I’m sympathetic to the argument, but we need to be more precise about the concept, and also what exactly we think it is going to get for us. And then be prepared to try to demonstrate that it has actually worked.
Neoconservatives, and many traditional realists, have long been skeptical about such notions as “international public opinion,” arguing with some force that it doesn’t necessarily carry any operational strength. “How many divisions does the Pope have?,” Stalin famously asked, and he had a point.
So what exactly will this enhancement of America’s image get for us? I can think of a few possibilities offhand:
1) When we want other countries to cooperate with us, or take a more flexible negotiating position to accommodate us, then politicians in those countries will be more likely to do so if we are popular (especially if they are democracies).
2) Greater American popularity will lead to the election of pro-American regimes and reduced support for Islamist movements.
3) It should also lead to the easier acquisition and development of human intelligence in other countries (as people in other countries might be more willing to cooperate with US intelligence efforts and turn in terrorists trying to melt into the population.).

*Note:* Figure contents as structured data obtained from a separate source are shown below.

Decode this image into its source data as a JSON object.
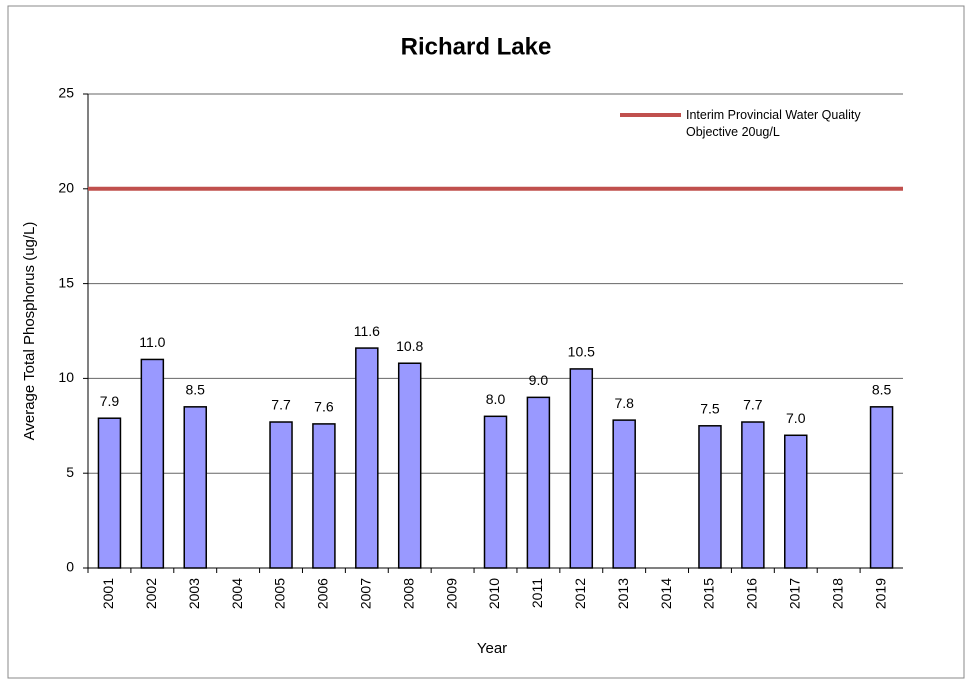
{
  "chart_data": {
    "type": "bar",
    "title": "Richard Lake",
    "x_label": "Year",
    "y_label": "Average Total Phosphorus (ug/L)",
    "categories": [
      "2001",
      "2002",
      "2003",
      "2004",
      "2005",
      "2006",
      "2007",
      "2008",
      "2009",
      "2010",
      "2011",
      "2012",
      "2013",
      "2014",
      "2015",
      "2016",
      "2017",
      "2018",
      "2019"
    ],
    "values": [
      7.9,
      11.0,
      8.5,
      null,
      7.7,
      7.6,
      11.6,
      10.8,
      null,
      8.0,
      9.0,
      10.5,
      7.8,
      null,
      7.5,
      7.7,
      7.0,
      null,
      8.5
    ],
    "value_labels": [
      "7.9",
      "11.0",
      "8.5",
      null,
      "7.7",
      "7.6",
      "11.6",
      "10.8",
      null,
      "8.0",
      "9.0",
      "10.5",
      "7.8",
      null,
      "7.5",
      "7.7",
      "7.0",
      null,
      "8.5"
    ],
    "color": "#9999ff",
    "ylim": [
      0,
      25
    ],
    "yticks": [
      0,
      5,
      10,
      15,
      20,
      25
    ],
    "grid": true,
    "reference_line": {
      "value": 20,
      "name": "Interim Provincial Water Quality Objective  20ug/L",
      "color": "#c0504d"
    },
    "legend": "upper right"
  }
}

4) We should have an easier time acquiring basing rights in nations in strategic locations.
Many of these overlap, of course, but the most important point is that we need to start demonstrating that these are not merely theoretical possibilities, but rather developments that we can point to through historical examples.
Pre-Second World War idealists too confidentally predicted that Hitler could never do what he wanted because “world public opinion” wouldn’t allow it, a fatuous argument that discredited the line of thinking. If it is to be resuscitated in rigorous fashion, we need to make the argument more rigorously.